Posted by Phillipa on September 4, 2008, at 16:32:14
In reply to SLS and all....5ht1a autoreceptor antagonists...., posted by bleauberry on September 4, 2008, at 15:36:07
Can I follow as when on doxycylline felt better and wasn't sick at the time. Thanks Phillipa
Posted by ricker on September 4, 2008, at 16:42:52
In reply to SLS and all....5ht1a autoreceptor antagonists...., posted by bleauberry on September 4, 2008, at 15:36:07
Hi bleauberry,
Have you seen this drug chart?
http://www.slschofield.com/medicine/psychiatric_drugs_chart.html
I believe the link was previously provided by Scott?
I wish I could be of more help, but my knowledge is somewhat limited.
I quickly scrolled down the chart and noticed a few drugs that may meet you needs?
Regards, Rick
Posted by SLS on September 4, 2008, at 18:56:53
In reply to SLS and all....5ht1a autoreceptor antagonists...., posted by bleauberry on September 4, 2008, at 15:36:07
> Could you please help me construct a list of medications that are 5ht1a autoreceptor antagonists? I don't want to go into long detail about why, just know that there is very good reason for it pertaining to my treatment. I am on the hunt for one that will specifically prevent 5ht1a from being excessively sensitive so as to allow enhanced transmission.
1. pindolol - 5-HT1a somatodendritic autoreceptor antagonist; NE beta 1 receptor antagonist
> I don't know about 5ht1a agonists or partial agonists, but if you do, please share.
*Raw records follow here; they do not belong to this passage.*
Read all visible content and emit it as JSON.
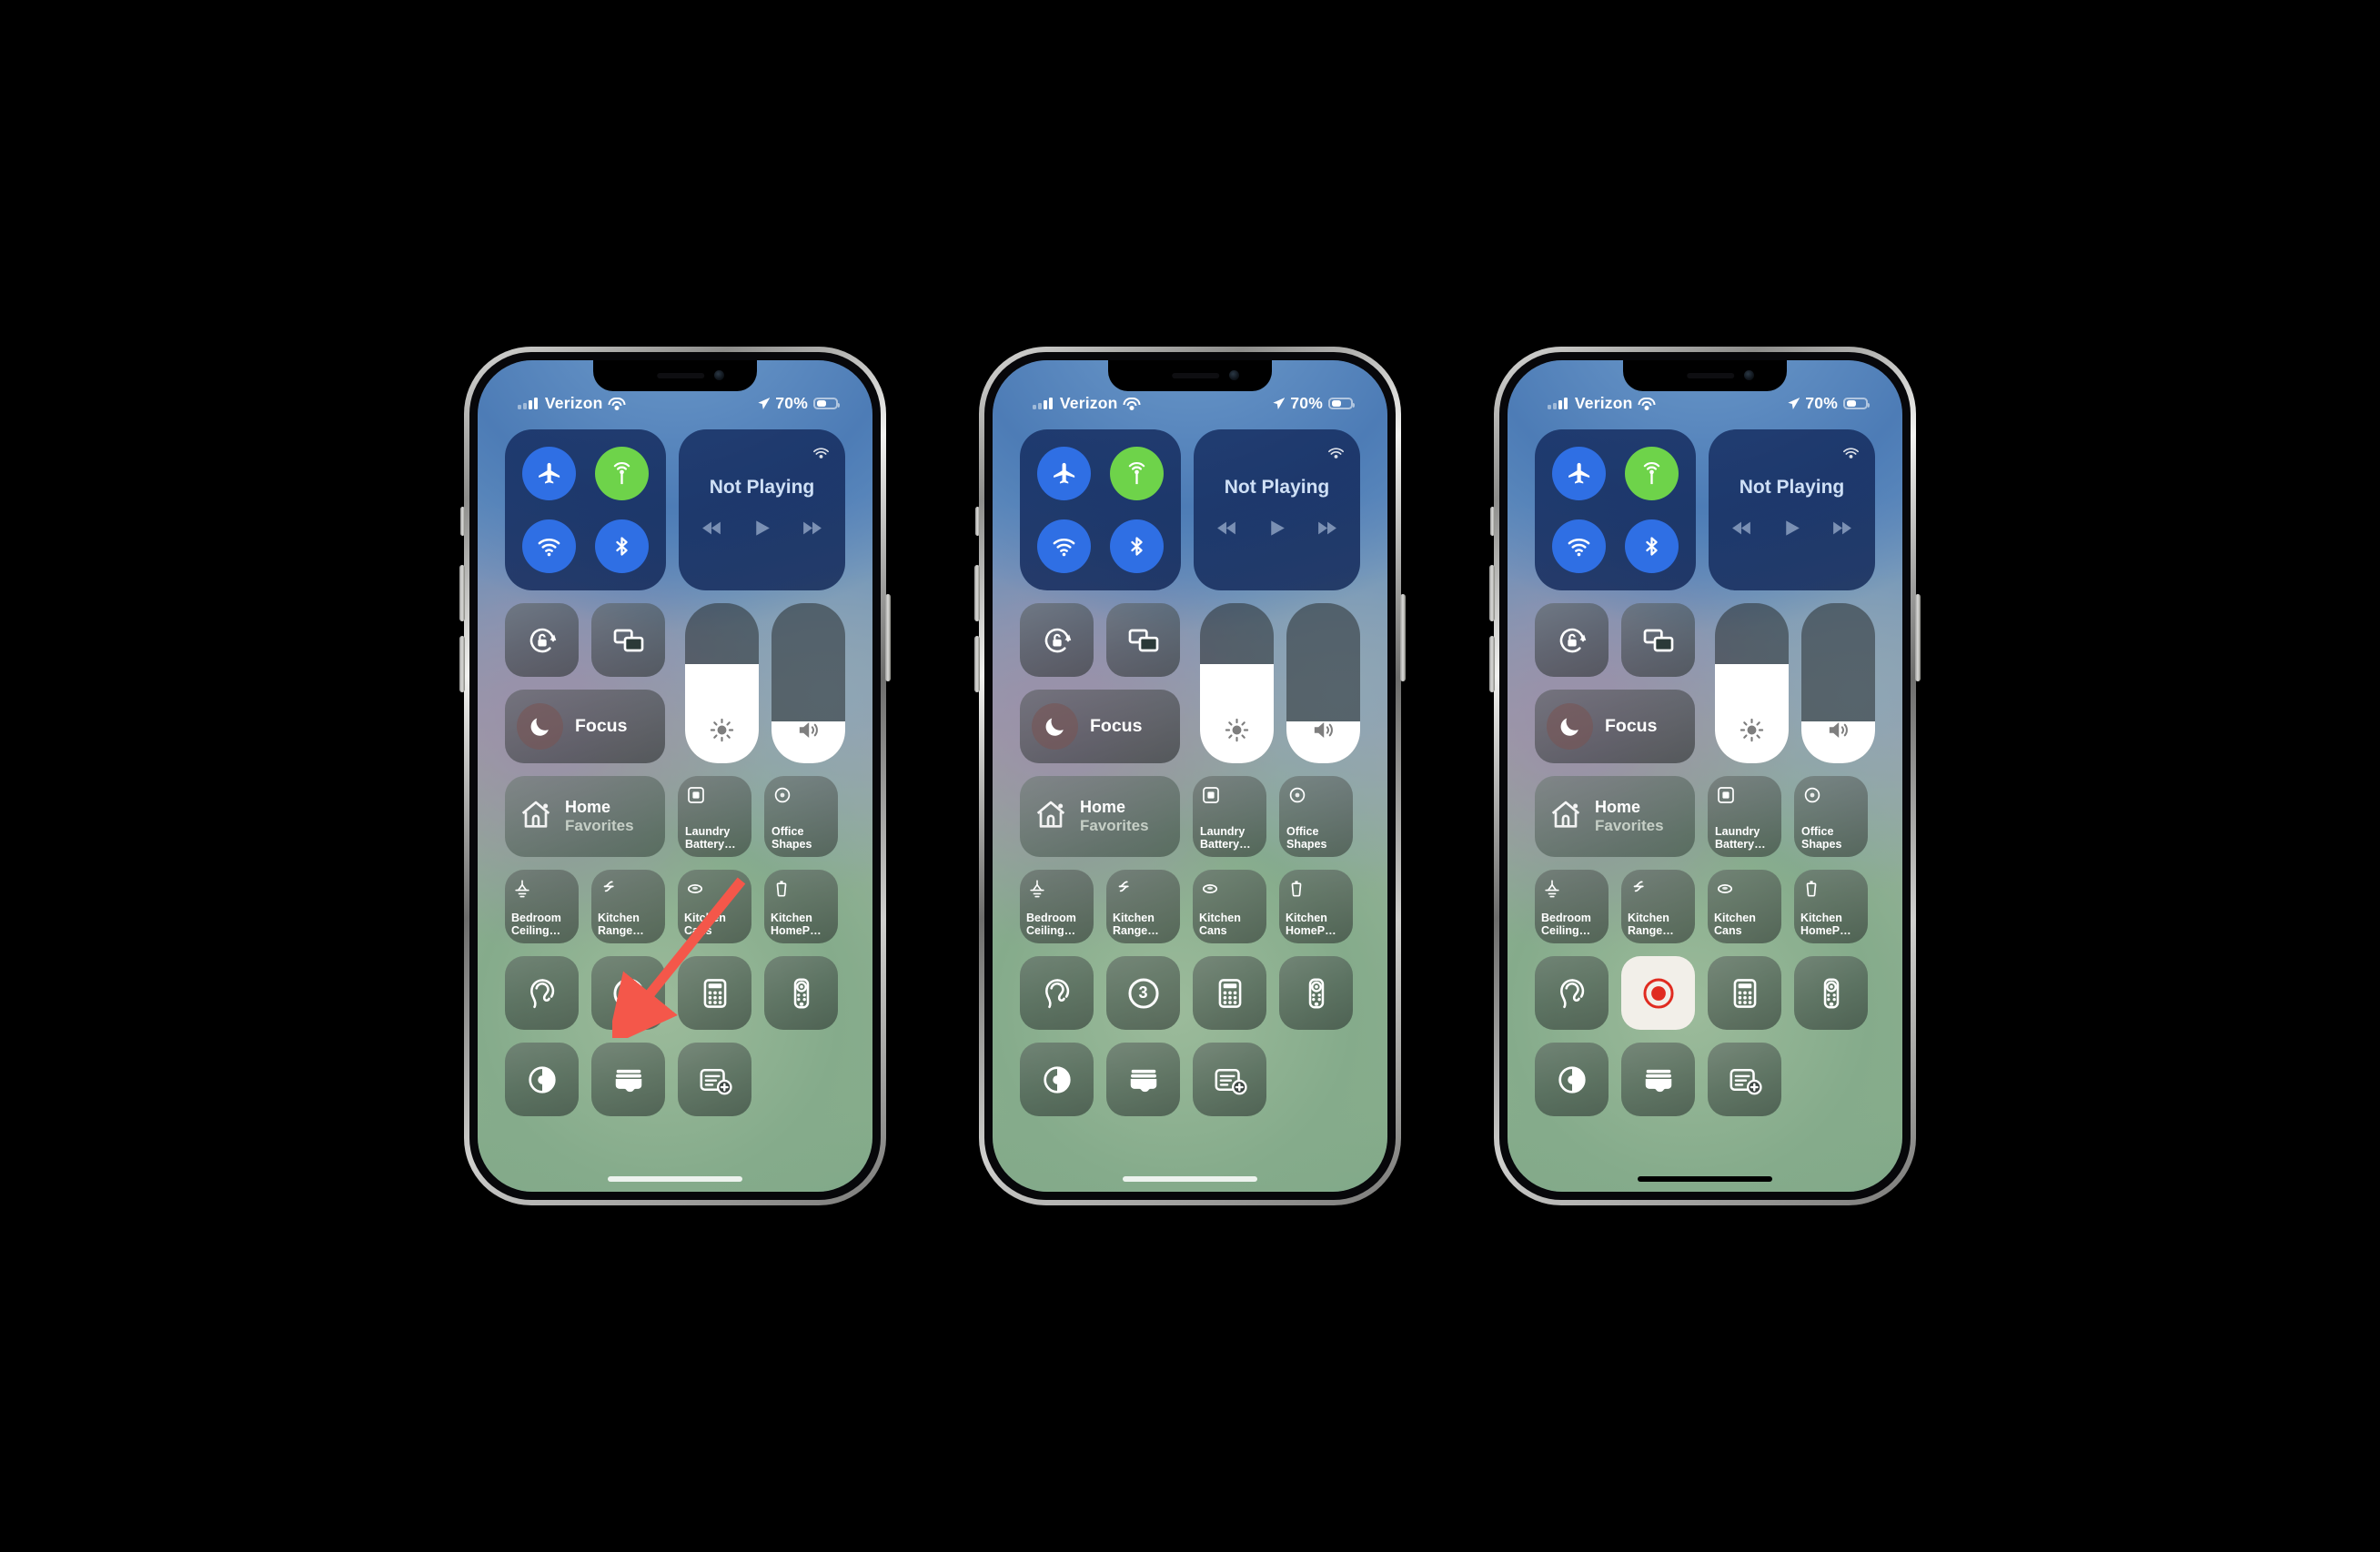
{
  "scene": {
    "description": "iOS Control Center shown on three iPhones illustrating how to start a screen recording",
    "phone_count": 3,
    "highlight_color": "#ef4136",
    "annotation_arrow": "red-arrow-pointing-to-screen-record-button"
  },
  "status_bar": {
    "carrier": "Verizon",
    "signal_icon": "cellular-bars-icon",
    "wifi_icon": "wifi-icon",
    "location_icon": "location-arrow-icon",
    "battery_percent": "70%",
    "battery_icon": "battery-icon",
    "battery_level": 70
  },
  "connectivity": {
    "airplane": {
      "label": "Airplane Mode",
      "icon": "airplane-icon",
      "state": "on",
      "color": "#2f6fe4"
    },
    "cellular": {
      "label": "Cellular Data",
      "icon": "cellular-antenna-icon",
      "state": "on",
      "color": "#6ed34a"
    },
    "wifi": {
      "label": "Wi-Fi",
      "icon": "wifi-icon",
      "state": "on",
      "color": "#2f6fe4"
    },
    "bluetooth": {
      "label": "Bluetooth",
      "icon": "bluetooth-icon",
      "state": "on",
      "color": "#2f6fe4"
    }
  },
  "media": {
    "title": "Not Playing",
    "airplay_icon": "airplay-audio-icon",
    "rewind_icon": "rewind-icon",
    "play_icon": "play-icon",
    "forward_icon": "fast-forward-icon"
  },
  "quick_toggles": {
    "rotation_lock": {
      "label": "Rotation Lock",
      "icon": "rotation-lock-icon"
    },
    "screen_mirroring": {
      "label": "Screen Mirroring",
      "icon": "screen-mirroring-icon"
    },
    "focus": {
      "label": "Focus",
      "icon": "moon-icon"
    }
  },
  "sliders": {
    "brightness": {
      "label": "Brightness",
      "icon": "brightness-sun-icon",
      "value": 62
    },
    "volume": {
      "label": "Volume",
      "icon": "speaker-volume-icon",
      "value": 26
    }
  },
  "home": {
    "title": "Home",
    "subtitle": "Favorites",
    "icon": "home-house-icon",
    "accessories": [
      {
        "name": "Laundry Battery…",
        "icon": "sensor-square-icon"
      },
      {
        "name": "Office Shapes",
        "icon": "lightbulb-circle-icon"
      }
    ],
    "devices": [
      {
        "name": "Bedroom Ceiling…",
        "icon": "ceiling-light-icon"
      },
      {
        "name": "Kitchen Range…",
        "icon": "range-hood-icon"
      },
      {
        "name": "Kitchen Cans",
        "icon": "recessed-light-icon"
      },
      {
        "name": "Kitchen HomeP…",
        "icon": "homepod-icon"
      }
    ]
  },
  "controls_row": {
    "hearing": {
      "label": "Hearing",
      "icon": "ear-hearing-icon"
    },
    "screen_record": {
      "label": "Screen Recording",
      "icon": "record-circle-icon"
    },
    "calculator": {
      "label": "Calculator",
      "icon": "calculator-icon"
    },
    "remote": {
      "label": "Apple TV Remote",
      "icon": "tv-remote-icon"
    }
  },
  "bottom_row": {
    "dark_mode": {
      "label": "Dark Mode",
      "icon": "dark-mode-circle-icon"
    },
    "wallet": {
      "label": "Wallet",
      "icon": "wallet-cards-icon"
    },
    "notes": {
      "label": "Quick Note",
      "icon": "note-add-icon"
    }
  },
  "phones": [
    {
      "id": "phone-1",
      "caption_state": "idle",
      "screen_record_state": "idle",
      "record_highlight": true,
      "record_countdown": "",
      "arrow_annotation": true,
      "home_indicator": "light"
    },
    {
      "id": "phone-2",
      "caption_state": "counting-down",
      "screen_record_state": "countdown",
      "record_highlight": true,
      "record_countdown": "3",
      "arrow_annotation": false,
      "home_indicator": "light"
    },
    {
      "id": "phone-3",
      "caption_state": "recording",
      "screen_record_state": "recording",
      "record_highlight": true,
      "record_countdown": "",
      "arrow_annotation": false,
      "home_indicator": "dark"
    }
  ]
}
Anything that will wake up the receptors and keep them from oversensing too much serotonin when in fact there isn't enough.
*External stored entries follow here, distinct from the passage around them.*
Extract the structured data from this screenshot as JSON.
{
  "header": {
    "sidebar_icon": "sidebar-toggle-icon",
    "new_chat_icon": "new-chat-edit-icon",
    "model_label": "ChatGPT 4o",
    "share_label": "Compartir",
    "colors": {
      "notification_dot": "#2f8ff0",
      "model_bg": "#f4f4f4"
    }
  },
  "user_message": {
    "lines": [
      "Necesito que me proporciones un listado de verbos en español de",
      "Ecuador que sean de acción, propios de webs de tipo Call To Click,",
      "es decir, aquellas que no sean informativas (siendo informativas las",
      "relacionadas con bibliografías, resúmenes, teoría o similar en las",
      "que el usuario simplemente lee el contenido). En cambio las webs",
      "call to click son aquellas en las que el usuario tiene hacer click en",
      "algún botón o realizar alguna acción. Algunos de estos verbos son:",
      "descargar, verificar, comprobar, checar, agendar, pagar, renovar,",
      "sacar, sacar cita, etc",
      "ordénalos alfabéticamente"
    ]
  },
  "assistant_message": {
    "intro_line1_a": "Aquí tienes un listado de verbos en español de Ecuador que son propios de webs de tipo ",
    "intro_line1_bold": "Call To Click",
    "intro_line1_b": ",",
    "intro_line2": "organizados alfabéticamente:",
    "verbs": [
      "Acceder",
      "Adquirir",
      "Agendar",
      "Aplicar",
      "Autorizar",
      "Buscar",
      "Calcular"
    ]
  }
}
1. buspirone - 5-HT1a postsynaptic partial agonist; 5-HT1a autoreceptor full agonist; D2 receptor antagonist; NE alpha2 receptor antagonist (1-PP metabolite)2. gepirone - 5-HT1a postsynaptic partial agonist; 5-HT1a autoreceptor full agonist; NE alpha2 receptor antagonist (1-PP metabolite)
3. ipsapirone - 5-HT1a postsynaptic partial agonist; 5-HT1a autoreceptor full agonist; NE alpha2 receptor antagonist (1-PP metabolite)
4. flexinoxan - 5-HT1a postsynaptic partial agonist; 5-HT1a autoreceptor full agonist
* Repeated administration of milnacipran induces rapid desensitization of somatodendritic 5-HT1A autoreceptors but not postsynaptic 5-HT1A receptors
When you have a chance, I would love to know what you are on to...
- Scott
Posted by bleauberry on September 4, 2008, at 20:26:07
In reply to Re: SLS and all....5ht1a autoreceptor antagonists...., posted by SLS on September 4, 2008, at 18:56:53
SLS,Thanks, very helpful stuff.
You asked what I'm on. Nothing. But definitely need something. Doc wants me back on doxycycline as he suspects nervous system inflammation, unknown micro-organism infection, and my one day miracle response to it after feeling bad on it for 2 weeks. A common side effect of doxy in normal people is depression or mood swings, but there are reports of treatment resistant depression responding robustly to it. It is anti-inflammatory, antibacterial, and it somehow turns on the genes that instruct the 5ht1a autoreceptors to not be excessively sensitive. Weird, they are linking crib death to a genetic 5ht1a malfunction where it is to sensitive, resulting in lack of serotonin, and the resutling negative downstream effects on body temp, breathing, and heart function.Hey, pindolol looks perfect for me...theoretically that is. I've told docs many times it feels like when I start a reuptake inhibitor I feel improvement immediately, but within four days it feels like everything just shuts down and then I get worse and worse real fast. It's like I need the serotonin, it feels good, but as soon as the autoreceptors figure out what is going on, they say "no way", and turn everything off. That is exactly what it feels like and I've been through it so many times. Pindolol might prevent that, and in addition, the ne beta antagonism might improve the urinary muscle constrictions of milnacipran, which by a longshot has been my biggest promise in recent years.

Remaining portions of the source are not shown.